When it comes to luxury goods, one cannot talk enough about them. However, since these goods are required to be imported and cannot be transported in free air, most of them are priced based on the transport cost. Thus, if the goods were priced without reference to transport cost, there would be a huge gap between the value of the good and its actual tax cost. The Luxury Goods Tax in Malaysia works like this – a certain percentage of the retail price of a product is exempted from taxation.

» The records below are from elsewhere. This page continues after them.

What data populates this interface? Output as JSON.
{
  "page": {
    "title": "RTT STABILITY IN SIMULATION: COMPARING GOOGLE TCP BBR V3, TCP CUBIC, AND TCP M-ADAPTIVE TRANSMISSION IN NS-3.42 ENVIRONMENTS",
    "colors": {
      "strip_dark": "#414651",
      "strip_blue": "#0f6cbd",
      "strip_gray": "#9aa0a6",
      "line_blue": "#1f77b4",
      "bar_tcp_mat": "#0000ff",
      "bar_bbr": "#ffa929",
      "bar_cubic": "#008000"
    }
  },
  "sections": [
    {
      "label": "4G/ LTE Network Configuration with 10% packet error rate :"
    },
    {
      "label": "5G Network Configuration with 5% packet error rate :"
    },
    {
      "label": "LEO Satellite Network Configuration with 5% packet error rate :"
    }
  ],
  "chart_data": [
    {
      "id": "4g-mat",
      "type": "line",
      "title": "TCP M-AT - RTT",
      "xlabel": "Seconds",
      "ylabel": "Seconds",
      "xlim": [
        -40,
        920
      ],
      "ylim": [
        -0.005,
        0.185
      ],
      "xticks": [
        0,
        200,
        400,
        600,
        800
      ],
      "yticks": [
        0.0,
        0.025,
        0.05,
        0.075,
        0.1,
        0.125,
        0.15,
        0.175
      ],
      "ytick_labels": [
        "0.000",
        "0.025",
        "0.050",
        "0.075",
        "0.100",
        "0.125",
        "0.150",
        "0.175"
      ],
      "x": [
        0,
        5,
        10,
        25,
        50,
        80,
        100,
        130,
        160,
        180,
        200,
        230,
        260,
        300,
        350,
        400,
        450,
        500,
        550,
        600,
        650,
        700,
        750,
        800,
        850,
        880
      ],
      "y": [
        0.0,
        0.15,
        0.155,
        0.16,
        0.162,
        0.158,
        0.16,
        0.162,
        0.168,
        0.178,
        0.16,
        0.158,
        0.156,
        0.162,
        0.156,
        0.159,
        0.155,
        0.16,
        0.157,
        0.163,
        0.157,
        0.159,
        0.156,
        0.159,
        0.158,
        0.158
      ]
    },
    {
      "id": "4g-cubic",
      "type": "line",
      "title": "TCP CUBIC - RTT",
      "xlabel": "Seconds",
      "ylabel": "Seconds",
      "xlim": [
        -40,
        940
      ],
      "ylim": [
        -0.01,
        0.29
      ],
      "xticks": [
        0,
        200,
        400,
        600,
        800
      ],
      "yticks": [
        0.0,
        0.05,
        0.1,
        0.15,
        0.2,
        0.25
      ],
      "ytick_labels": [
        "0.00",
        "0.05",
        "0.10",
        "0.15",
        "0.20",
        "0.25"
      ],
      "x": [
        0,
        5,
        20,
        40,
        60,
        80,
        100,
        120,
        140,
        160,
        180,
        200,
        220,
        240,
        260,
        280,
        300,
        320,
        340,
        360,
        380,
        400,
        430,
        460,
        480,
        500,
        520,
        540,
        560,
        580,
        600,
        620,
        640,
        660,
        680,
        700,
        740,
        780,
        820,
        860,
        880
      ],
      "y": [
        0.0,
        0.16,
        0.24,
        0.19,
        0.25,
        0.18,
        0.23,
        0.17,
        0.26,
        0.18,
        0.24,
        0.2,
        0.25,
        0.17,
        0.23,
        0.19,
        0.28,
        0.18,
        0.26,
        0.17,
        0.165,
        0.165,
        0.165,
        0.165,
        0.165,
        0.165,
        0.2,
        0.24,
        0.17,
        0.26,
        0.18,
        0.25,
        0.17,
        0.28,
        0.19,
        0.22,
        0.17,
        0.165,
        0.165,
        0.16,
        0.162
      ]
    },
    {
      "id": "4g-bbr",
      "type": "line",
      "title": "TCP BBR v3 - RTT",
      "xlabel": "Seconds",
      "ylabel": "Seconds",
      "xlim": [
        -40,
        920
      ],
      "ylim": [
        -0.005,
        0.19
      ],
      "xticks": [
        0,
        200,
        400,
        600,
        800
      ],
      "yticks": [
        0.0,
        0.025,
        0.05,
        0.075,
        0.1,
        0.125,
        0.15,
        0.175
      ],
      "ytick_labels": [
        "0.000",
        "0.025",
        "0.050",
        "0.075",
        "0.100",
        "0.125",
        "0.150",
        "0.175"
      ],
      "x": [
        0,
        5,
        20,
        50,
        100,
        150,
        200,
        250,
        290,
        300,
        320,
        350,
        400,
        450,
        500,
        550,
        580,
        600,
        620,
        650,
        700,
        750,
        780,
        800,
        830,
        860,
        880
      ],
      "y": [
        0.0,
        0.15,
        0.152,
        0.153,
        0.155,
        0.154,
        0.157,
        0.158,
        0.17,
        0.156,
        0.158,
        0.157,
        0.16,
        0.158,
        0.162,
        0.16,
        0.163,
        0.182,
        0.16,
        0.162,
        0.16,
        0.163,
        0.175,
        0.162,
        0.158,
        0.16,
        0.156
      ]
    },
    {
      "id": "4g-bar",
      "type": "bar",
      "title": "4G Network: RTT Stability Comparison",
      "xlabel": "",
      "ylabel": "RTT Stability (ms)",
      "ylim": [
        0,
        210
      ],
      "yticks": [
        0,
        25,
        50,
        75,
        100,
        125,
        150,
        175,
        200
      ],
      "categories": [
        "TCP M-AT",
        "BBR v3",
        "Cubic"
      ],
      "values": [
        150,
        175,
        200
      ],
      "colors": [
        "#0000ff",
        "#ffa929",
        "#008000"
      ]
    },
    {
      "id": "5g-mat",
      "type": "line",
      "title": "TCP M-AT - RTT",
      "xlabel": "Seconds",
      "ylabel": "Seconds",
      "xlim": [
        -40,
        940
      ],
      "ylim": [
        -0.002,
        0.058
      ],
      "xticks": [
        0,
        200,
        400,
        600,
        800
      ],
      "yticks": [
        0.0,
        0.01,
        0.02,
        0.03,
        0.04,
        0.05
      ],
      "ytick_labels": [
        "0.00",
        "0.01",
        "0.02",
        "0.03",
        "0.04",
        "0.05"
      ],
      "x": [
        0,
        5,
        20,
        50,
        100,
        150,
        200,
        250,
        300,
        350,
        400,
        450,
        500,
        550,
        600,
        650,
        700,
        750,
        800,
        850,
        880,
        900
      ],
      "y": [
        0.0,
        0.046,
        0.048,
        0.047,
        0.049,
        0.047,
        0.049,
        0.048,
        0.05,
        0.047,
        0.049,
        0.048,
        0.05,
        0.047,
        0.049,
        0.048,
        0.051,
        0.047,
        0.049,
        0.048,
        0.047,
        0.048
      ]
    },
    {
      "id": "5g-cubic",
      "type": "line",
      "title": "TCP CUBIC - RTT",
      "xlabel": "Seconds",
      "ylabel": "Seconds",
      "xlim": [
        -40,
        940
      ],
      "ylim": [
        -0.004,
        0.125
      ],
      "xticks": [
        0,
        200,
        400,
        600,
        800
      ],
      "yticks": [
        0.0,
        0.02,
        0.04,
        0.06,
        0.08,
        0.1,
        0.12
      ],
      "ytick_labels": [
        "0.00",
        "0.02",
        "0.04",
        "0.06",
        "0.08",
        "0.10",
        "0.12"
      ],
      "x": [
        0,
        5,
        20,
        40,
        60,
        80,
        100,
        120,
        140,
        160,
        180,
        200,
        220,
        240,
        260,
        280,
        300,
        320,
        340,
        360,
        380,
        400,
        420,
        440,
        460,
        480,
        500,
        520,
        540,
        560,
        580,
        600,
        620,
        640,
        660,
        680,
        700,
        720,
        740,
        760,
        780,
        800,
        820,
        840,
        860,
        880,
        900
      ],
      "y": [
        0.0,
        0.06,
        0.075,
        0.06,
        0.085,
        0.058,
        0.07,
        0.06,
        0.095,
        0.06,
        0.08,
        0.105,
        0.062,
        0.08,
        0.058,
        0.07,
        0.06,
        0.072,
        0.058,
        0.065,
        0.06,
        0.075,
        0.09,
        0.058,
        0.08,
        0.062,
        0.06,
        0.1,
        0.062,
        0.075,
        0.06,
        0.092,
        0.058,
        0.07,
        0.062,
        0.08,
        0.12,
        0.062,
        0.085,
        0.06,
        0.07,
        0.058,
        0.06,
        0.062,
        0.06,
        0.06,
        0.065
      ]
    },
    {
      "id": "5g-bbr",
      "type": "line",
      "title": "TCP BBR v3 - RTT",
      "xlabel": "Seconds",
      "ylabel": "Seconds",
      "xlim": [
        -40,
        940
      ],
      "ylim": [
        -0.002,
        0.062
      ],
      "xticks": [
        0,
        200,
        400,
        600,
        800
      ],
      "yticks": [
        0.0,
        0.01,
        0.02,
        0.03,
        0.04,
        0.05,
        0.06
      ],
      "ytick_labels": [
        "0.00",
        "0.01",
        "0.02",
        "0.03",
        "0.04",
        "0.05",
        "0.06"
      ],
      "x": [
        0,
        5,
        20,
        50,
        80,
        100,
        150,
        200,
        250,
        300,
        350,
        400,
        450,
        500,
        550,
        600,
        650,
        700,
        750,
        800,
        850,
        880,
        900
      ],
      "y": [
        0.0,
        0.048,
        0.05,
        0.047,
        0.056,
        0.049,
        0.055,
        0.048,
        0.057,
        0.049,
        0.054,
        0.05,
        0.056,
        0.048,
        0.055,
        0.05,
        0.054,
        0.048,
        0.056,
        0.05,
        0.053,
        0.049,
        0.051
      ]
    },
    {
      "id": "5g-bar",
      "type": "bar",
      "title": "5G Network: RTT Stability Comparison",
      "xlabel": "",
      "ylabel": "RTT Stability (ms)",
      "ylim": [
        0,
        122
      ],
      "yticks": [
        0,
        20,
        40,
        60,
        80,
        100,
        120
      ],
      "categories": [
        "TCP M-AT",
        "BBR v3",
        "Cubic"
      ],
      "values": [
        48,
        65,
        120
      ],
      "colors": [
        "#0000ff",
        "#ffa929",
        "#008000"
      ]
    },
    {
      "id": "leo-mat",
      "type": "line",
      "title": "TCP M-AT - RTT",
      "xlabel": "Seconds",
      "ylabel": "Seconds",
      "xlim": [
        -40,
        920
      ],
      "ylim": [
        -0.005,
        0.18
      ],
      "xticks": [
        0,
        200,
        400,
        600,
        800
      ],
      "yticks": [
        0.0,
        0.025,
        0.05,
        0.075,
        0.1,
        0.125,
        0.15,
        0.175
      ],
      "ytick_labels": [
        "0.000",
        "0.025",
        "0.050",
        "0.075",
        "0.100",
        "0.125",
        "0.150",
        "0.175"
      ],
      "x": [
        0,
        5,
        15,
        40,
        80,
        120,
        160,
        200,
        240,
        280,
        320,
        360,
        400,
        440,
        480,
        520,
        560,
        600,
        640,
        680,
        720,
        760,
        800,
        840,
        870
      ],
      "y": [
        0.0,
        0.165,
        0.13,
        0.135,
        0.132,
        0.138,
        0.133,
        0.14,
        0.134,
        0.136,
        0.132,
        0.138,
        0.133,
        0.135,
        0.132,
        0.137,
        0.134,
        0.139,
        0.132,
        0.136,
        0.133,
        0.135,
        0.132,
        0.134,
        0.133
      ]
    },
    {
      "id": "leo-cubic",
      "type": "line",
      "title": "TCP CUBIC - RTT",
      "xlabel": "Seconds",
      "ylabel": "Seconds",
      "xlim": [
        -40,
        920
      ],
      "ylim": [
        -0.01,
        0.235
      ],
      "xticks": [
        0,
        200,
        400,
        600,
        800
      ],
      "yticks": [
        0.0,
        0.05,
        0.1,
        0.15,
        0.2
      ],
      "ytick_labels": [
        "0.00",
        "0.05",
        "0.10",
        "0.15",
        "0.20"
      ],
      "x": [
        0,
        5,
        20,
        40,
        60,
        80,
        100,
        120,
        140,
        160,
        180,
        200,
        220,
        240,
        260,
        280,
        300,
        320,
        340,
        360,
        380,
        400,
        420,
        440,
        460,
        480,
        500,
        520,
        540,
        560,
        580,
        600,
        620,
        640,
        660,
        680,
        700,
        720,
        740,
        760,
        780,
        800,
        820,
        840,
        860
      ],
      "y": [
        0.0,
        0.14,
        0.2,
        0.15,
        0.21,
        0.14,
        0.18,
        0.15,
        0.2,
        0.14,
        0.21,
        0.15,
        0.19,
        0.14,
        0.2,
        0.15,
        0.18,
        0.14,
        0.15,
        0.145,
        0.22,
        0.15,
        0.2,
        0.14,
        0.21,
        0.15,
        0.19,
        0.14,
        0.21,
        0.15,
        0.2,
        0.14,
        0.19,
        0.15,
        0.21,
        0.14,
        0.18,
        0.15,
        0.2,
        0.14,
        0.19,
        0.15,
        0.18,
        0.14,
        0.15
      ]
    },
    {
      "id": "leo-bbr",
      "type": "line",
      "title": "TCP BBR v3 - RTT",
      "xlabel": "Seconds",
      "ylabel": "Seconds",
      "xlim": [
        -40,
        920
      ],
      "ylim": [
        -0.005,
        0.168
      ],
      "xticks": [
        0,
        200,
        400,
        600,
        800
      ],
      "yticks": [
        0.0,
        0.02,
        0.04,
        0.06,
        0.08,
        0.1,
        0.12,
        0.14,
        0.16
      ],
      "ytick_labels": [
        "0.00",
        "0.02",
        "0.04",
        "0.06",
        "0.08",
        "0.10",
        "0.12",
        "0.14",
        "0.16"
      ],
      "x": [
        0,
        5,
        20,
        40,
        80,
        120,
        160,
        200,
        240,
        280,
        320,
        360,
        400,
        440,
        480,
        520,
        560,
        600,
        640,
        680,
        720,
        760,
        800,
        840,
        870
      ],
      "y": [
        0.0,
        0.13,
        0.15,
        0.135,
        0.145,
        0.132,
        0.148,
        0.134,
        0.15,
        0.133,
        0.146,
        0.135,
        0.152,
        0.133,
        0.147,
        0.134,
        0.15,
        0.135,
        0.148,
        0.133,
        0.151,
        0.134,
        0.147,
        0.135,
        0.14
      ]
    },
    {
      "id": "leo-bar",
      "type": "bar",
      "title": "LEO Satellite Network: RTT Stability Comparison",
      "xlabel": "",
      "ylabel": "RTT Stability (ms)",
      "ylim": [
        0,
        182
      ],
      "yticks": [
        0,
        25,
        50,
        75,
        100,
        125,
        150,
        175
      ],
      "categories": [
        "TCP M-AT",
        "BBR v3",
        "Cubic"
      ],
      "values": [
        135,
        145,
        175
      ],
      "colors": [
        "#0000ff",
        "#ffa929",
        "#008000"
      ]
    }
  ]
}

This not only helps retailers to attract customers but also makes it easier for authorities to enforce legislation. Luxury goods are not cheap, so if the tax was imposed on the luxury goods of retailers, the retailers will not be able to make as much profit as they can otherwise. If more people start to follow such regulations, the burden on the poor will decrease and so will the incidence of tax evasion. In fact, it is reported that the Malaysian authorities have actually succeeded in decreasing cases of tax evasion of non-payment by businessmen.
Now that the use of the luxury items has become popular all over the world, more retailers are looking for ways of getting these goods into the hands of customers without having to pay the full price. They are looking for ways of lowering the price of luxury goods so that customers will pay a part of the retail price or even just a little bit. This way, they will be able to encourage more sales and increase profits. So, when they are asked about the Luxury Goods Tax in Malaysia, they would certainly say that it is a good thing and is an essential regulation for the protection of the luxury goods industry in Malaysia.
When the Luxury Goods Tax was imposed in Malaysia, retailers were not very happy with this. However, this did not stop them from trying to get the Luxury Goods Tax imposed in other countries also. In fact, this might just be another tactic to protect their share of the market. On the whole, though, the retailers are now very happy that their competition with the luxury goods industry is reduced and that there is an increase in the volume of imports.